Non seulement, le port allemand de l’estuaire de l’Elbe n’a pas réussi à inverser la trajectoire des neuf premiers mois de l’année 2022 mais a, au contraire, foré un peu plus profond. Le dernier trimestre lui aura été particulièrement préjudiciable. Alors qu’entre janvier et septembre, 91,8 Mt avait été manutentionnées sur les quais des terminaux de Hambourg, soit 4 Mt de moins (- 4,3 %) qu’à la période équivalente de 2021, l’ensemble de l’année s’est soldée par un repli de 6,8 %, à 119,9 Mt, dont 69,6 % à l’import.

« La guerre en Ukraine et les sanctions contre la Russie, ainsi que les problèmes de la chaîne d'approvisionnement mondiale causés par la pandémie, ont impacté les trafics au cours de l'année. À cela se sont ajoutés des conflits sociaux au début du second semestre et une inflation très élevée au cours de l'automne, qui a fait chuter les dépenses de consommation », énumère Axel Mattern, directeur du marketing au port de Hambourg.

La Russie en cause dans la baisse des vracs

La baisse des vracs est directement et indirectement imputable au durcissement des sanctions contre la Russie, fait-il valoir. Avec 36,2 Mt, les volumes sont en chute de 8,9 % globalement, de 6,3 % (20,2 Mt) pour les marchandises sèches et de 15,2 % (10 Mt) pour les liquides. Là encore, la dégradation est manifeste par rapport aux neuf premiers mois de l’année, où les marchandises sèches étaient certes en pertes mais de façon moins marquée (- 3,8 %).

Les vracs représentent cependant moins de 30 % de l’activité portuaire de Hambourg. Ce sont surtout les marchandises diverses qui constituent l’essentiel du trafic (83,7 Mt) mais elles plombent l’ensemble en se contractant de 5,8 %, une baisse bien plus appuyée que sur les trois premiers trimestres. Le segment est tiré vers le bas par les conteneurs. En revanche, la tendance pour les marchandises générales conventionnelles a été positive (+ 11,2 %) mais les tonnages en jeu sont mineurs (1,4 Mt).

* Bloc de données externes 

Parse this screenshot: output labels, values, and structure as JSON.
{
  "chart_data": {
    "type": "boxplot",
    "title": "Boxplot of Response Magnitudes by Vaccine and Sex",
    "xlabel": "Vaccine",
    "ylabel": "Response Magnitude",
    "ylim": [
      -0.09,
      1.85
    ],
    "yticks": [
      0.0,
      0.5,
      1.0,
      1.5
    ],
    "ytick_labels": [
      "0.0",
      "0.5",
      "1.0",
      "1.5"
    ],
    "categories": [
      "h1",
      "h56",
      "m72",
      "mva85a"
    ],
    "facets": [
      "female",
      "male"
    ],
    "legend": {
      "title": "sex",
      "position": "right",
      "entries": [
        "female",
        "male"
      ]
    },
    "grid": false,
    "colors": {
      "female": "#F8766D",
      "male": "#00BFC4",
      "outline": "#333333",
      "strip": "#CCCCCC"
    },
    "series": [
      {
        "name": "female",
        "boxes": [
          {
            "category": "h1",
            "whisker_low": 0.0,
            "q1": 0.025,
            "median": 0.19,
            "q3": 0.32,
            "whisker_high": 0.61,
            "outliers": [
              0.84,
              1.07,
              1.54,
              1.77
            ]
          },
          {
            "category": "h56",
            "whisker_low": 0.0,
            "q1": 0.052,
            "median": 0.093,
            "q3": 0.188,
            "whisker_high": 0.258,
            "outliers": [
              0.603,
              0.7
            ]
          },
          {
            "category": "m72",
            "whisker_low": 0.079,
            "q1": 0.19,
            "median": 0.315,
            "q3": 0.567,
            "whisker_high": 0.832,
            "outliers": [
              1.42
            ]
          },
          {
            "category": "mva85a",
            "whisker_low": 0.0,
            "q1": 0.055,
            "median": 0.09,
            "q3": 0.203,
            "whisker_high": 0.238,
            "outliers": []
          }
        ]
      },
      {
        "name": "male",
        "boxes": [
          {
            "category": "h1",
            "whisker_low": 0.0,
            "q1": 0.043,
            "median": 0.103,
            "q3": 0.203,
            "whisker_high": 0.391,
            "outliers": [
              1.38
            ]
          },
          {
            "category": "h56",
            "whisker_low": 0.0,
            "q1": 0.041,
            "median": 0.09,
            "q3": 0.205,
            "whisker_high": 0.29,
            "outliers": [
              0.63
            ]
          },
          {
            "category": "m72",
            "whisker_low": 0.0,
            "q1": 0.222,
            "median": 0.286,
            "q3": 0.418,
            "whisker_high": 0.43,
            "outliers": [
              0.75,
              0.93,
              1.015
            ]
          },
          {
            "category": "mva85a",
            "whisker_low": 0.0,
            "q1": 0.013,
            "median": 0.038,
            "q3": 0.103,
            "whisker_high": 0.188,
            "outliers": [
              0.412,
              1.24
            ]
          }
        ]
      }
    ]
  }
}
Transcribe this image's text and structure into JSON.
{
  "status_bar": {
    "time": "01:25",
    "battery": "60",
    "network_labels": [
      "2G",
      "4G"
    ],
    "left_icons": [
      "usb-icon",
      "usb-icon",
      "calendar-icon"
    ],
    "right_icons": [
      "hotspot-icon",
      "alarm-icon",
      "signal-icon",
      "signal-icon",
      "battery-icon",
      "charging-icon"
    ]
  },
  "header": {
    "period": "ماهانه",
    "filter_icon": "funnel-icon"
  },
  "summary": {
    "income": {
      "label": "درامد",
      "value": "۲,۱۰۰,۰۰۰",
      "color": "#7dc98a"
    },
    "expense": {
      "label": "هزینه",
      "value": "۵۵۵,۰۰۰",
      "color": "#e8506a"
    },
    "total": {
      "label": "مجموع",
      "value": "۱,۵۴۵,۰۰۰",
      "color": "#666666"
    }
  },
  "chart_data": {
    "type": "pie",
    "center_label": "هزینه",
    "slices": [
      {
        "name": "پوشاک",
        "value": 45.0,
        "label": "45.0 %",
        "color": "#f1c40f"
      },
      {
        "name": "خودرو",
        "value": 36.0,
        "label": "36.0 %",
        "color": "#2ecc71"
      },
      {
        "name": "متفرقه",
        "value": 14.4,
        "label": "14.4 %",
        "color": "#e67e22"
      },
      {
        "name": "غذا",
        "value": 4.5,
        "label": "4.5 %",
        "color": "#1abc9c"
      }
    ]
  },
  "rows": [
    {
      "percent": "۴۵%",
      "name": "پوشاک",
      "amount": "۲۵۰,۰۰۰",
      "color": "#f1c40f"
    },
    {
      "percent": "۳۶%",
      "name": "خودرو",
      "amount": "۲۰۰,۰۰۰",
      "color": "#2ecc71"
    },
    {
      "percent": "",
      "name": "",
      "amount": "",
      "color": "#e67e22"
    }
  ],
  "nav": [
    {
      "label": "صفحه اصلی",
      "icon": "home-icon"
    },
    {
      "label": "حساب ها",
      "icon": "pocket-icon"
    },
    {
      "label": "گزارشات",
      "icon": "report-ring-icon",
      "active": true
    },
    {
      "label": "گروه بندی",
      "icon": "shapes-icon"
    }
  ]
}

Plus de conteneurs en sortie qu’en entrée

Á 8,3 MEVP, la boîte est en repli de 5,1 % (8,7 MEVP en 2021). Si la tendance était positive au premier semestre, les affaires se sont ensuite dégradées, le quatrième trimestre se soldant pour un décrochage de 12,3 %. « À l'approche de Noël, le dernier trimestre devrait normalement être marqué par une hausse des volumes. Cela n'a pas été le cas l'année dernière en raison des coûts élevés de l'énergie et des effets de stocks dans l'industrie », justifie Axel Mattern, qui fait référence à l’ajustement des stocks, notamment dans la vente au détail et des grandes marques de consommation face à l'affaiblissement de la demande des consommateurs, eux-mêmes refroidis par l’inflation.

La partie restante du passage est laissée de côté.